Aug 19, 2011 09:29 GMT  ·  By

In an update to Windows Live ID shipped in July 2011, Microsoft overhauled the sign-in experience, dropping the old mechanism which featured multiple user tiles as well as features such as Linked IDs. Obviously, users of Windows Live Hotmail have been impacted directly, with those customers joggling multiple accounts affected the most.

Hotmail users hesitated little before bombarding Microsoft with a barrage of negative criticism over the changes to the Windows Live ID sign-in experience. The same sort of input was provided over the Linked IDs feature that Microsoft had killed off.

For those not familiar with Linked IDs, it was designed so that users could connect multiple Windows Live IDs together. Essentially, the feature was leveraged to centralize multiple Windows Live IDs under a single one, with customers using a single password and username in order to sign-in into multiple Windows Live Hotmail accounts simultaneously, although the content itself was not centralized.

The Windows Live Linked IDs feature was introduced in 2007 with the advent of Windows Live Wave 2, discontinued in July 2011, and now re-enabled, since the software giant appears to have had a change of heart.

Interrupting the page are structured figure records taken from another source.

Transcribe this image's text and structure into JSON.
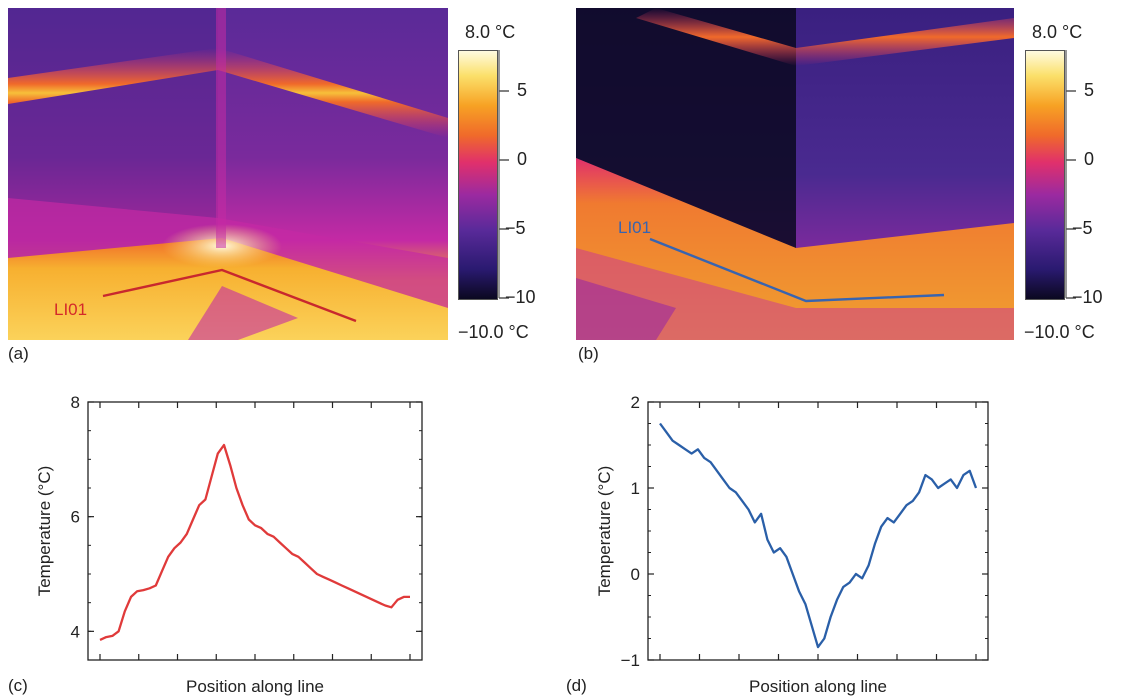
{
  "panels": {
    "a": "(a)",
    "b": "(b)",
    "c": "(c)",
    "d": "(d)"
  },
  "thermal_images": {
    "a": {
      "line_label": "LI01",
      "line_color": "#d42a2a"
    },
    "b": {
      "line_label": "LI01",
      "line_color": "#3864b0"
    }
  },
  "colorbar": {
    "max_label": "8.0 °C",
    "min_label": "−10.0 °C",
    "ticks": [
      "5",
      "0",
      "−5",
      "−10"
    ],
    "tick_values": [
      5,
      0,
      -5,
      -10
    ],
    "range": [
      -10,
      8
    ],
    "colormap": [
      "#0b0820",
      "#2a1a70",
      "#5a2a9a",
      "#9b2aa0",
      "#e0306c",
      "#f06a2a",
      "#f7a224",
      "#fbe06a",
      "#fffbe0"
    ]
  },
  "chart_data": [
    {
      "type": "line",
      "panel": "(c)",
      "xlabel": "Position along line",
      "ylabel": "Temperature (°C)",
      "ylim": [
        3.5,
        8
      ],
      "yticks": [
        4,
        6,
        8
      ],
      "series": [
        {
          "color": "#e03a3a",
          "x": [
            0.0,
            0.02,
            0.04,
            0.06,
            0.08,
            0.1,
            0.12,
            0.14,
            0.16,
            0.18,
            0.2,
            0.22,
            0.24,
            0.26,
            0.28,
            0.3,
            0.32,
            0.34,
            0.36,
            0.38,
            0.4,
            0.42,
            0.44,
            0.46,
            0.48,
            0.5,
            0.52,
            0.54,
            0.56,
            0.58,
            0.6,
            0.62,
            0.64,
            0.66,
            0.68,
            0.7,
            0.72,
            0.74,
            0.76,
            0.78,
            0.8,
            0.82,
            0.84,
            0.86,
            0.88,
            0.9,
            0.92,
            0.94,
            0.96,
            0.98,
            1.0
          ],
          "y": [
            3.85,
            3.9,
            3.92,
            4.0,
            4.35,
            4.6,
            4.7,
            4.72,
            4.75,
            4.8,
            5.05,
            5.3,
            5.45,
            5.55,
            5.7,
            5.95,
            6.2,
            6.3,
            6.7,
            7.1,
            7.25,
            6.9,
            6.5,
            6.2,
            5.95,
            5.85,
            5.8,
            5.7,
            5.65,
            5.55,
            5.45,
            5.35,
            5.3,
            5.2,
            5.1,
            5.0,
            4.95,
            4.9,
            4.85,
            4.8,
            4.75,
            4.7,
            4.65,
            4.6,
            4.55,
            4.5,
            4.45,
            4.42,
            4.55,
            4.6,
            4.6
          ]
        }
      ]
    },
    {
      "type": "line",
      "panel": "(d)",
      "xlabel": "Position along line",
      "ylabel": "Temperature (°C)",
      "ylim": [
        -1,
        2
      ],
      "yticks": [
        -1,
        0,
        1,
        2
      ],
      "series": [
        {
          "color": "#2a5fa8",
          "x": [
            0.0,
            0.02,
            0.04,
            0.06,
            0.08,
            0.1,
            0.12,
            0.14,
            0.16,
            0.18,
            0.2,
            0.22,
            0.24,
            0.26,
            0.28,
            0.3,
            0.32,
            0.34,
            0.36,
            0.38,
            0.4,
            0.42,
            0.44,
            0.46,
            0.48,
            0.5,
            0.52,
            0.54,
            0.56,
            0.58,
            0.6,
            0.62,
            0.64,
            0.66,
            0.68,
            0.7,
            0.72,
            0.74,
            0.76,
            0.78,
            0.8,
            0.82,
            0.84,
            0.86,
            0.88,
            0.9,
            0.92,
            0.94,
            0.96,
            0.98,
            1.0
          ],
          "y": [
            1.75,
            1.65,
            1.55,
            1.5,
            1.45,
            1.4,
            1.45,
            1.35,
            1.3,
            1.2,
            1.1,
            1.0,
            0.95,
            0.85,
            0.75,
            0.6,
            0.7,
            0.4,
            0.25,
            0.3,
            0.2,
            0.0,
            -0.2,
            -0.35,
            -0.6,
            -0.85,
            -0.75,
            -0.5,
            -0.3,
            -0.15,
            -0.1,
            0.0,
            -0.05,
            0.1,
            0.35,
            0.55,
            0.65,
            0.6,
            0.7,
            0.8,
            0.85,
            0.95,
            1.15,
            1.1,
            1.0,
            1.05,
            1.1,
            1.0,
            1.15,
            1.2,
            1.0
          ]
        }
      ]
    }
  ]
}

Eric Doerr – Group Program Manager, Windows Live Cloud Directory explained that users have alternatives to Linked IDs.

“For some customers – particularly power users – you’ve told us that it’s essential to be able to juggle multiple accounts. Over the last year we’ve added several powerful new ways to do this – specifically aliases and email aggregation (“POP aggregation), on top of existing features like “plus addresses”,” he stated.

“Each of these is a great solution designed to help a different scenario. Aliases and plus addresses are a great way to create unique email addresses – great to manage a particular event (shopping for a car or planning wedding for example) or to manage mail from marketing sites. Email aggregation is a great way to take multiple accounts from different email providers and consolidate them all in your Hotmail inbox.”

Microsoft thought that the new features and capabilities rolled out to Windows Live Hotmail would be sufficient for users to no longer care about multi-account login and Linked IDs. It appears that this wasn’t the case.

“As we have made these changes, we looked at how most people use Linked IDs and found that, for the most part, they were used to solve exactly these problems – managing multiple email addresses and accounts. In our major update last month, one of the things we did is turn off the ability to create new Linked IDs, instead encouraging use of our new features,” Doerr added.

“However it became clear from listening to your feedback that there were many people who used Linked IDs for other reasons, and so we are making a change today to re-enable the creation of Linked IDs.”

Microsoft is re-rolling Linked IDs out by the end of this week, but some customers will be able to use it even earlier.